Nel saggio shakespeariano sulla New York Review of Books” l'altro mese, Greenblatt richiama la “personalità distribuita” dell’antropologo inglese Alfred Gell. Applicata alle arti visuali ma buona anche per la letteratura. L’abilità dell’artista di modellare un qualcosa, che Gell chiama “indice”, che opererà nel mondo circostante indipendentemente da, e oltre, l’opera e la vita dell’artista. Come se la personalità del creatore, in tutto o in parte, potesse vivere staccata dalla sua persona, dopo la morte e oltre. Spesso non riconosciuta, attribuita, ma fertile.
Questo è probabilmente vero anche da un altro punto di osservazione: un’appendice della liberazione dall’esegesi è la possibilità di leggere (rappresentare) Shakespeare liberamente. La moltiplicazione cioè dei riferimenti e le riprese. Come di un autore metamorfico.

È finito ad aprile il tour di due anni che il ricostruito Globe Theatre di Londra ha intrapreso il 23 aprile 2014, per il 450mo anniversario della nascita dj Shakespeare, portando “Amleto” in giro per ogni paese del mondo. La tornée  non si è segnalata, e anche questo contribuisce al diffuso senso del genio universale – non critico, non murato nell’esegesi.

Spoon River – Fa i cent’anni sempreverde, dopo aver debuttato con immediato e larghissimo successo. Una cornice dantesca, premetteva Edgar Lee Masters, ma senza interpreti, né giudici. Ognuno espone le sue colpe e le sue pene, ed è il primo segreto del successo: la confessione. Ognuno senza esclusione di censo o di ceto: duecento e più lapidi, tutto un paese – lo stesso farà tre anni più tardi, in prosa, Sherwood Anderson, con i racconti di “Winesburg, Ohio”. E il tono elegiaco non guasta. È la ricetta facebook, col ritegno.

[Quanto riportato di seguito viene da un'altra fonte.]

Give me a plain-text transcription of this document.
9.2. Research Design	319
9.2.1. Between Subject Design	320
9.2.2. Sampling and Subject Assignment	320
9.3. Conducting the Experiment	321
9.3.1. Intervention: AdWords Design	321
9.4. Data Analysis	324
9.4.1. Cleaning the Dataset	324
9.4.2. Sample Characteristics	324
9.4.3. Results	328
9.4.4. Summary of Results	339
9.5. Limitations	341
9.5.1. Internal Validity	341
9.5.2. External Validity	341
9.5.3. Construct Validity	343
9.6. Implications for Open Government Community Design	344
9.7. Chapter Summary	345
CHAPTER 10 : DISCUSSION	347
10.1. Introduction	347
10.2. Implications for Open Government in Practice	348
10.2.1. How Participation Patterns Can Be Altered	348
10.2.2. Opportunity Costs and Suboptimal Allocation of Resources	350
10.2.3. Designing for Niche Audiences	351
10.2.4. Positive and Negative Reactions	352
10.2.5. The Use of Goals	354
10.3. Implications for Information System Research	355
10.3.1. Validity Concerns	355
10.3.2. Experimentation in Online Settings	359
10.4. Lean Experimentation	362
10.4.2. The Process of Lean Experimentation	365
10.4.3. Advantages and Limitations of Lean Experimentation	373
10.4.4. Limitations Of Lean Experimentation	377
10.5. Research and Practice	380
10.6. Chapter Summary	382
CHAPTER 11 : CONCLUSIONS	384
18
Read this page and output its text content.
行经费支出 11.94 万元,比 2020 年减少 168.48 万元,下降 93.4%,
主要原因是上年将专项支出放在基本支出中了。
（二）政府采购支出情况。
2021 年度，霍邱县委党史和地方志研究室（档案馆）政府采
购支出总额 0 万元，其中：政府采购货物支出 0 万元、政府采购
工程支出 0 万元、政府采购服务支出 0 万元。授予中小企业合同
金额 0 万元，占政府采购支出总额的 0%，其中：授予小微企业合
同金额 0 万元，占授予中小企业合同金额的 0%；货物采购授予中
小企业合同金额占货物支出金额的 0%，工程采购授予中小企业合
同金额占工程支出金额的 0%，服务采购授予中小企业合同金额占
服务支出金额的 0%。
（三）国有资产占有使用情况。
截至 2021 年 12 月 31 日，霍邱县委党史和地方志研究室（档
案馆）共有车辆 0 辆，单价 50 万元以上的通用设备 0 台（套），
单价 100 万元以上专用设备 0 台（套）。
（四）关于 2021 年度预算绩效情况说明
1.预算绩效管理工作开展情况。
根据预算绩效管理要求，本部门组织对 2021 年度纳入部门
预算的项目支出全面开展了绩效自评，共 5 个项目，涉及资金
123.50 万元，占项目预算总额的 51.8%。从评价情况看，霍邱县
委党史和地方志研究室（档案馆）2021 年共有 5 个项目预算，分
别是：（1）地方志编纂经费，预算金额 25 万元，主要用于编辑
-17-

Tipografo autodidatta, Lee Masters aveva affinato conoscenze e gusto con la figlia del ministro prebisteriano di Lewistown: colta e sensibile, con qualche problema di salute (morirà a trent’anni). Con la quale veniva legato, ma lui dice di no, in una prosa che dovrebbe accompagnare la ritraduzione della “Antologia”. Anche lui voleva fare dei brevi racconti ma metafisici”, quali gli sembrava di leggere in Poe.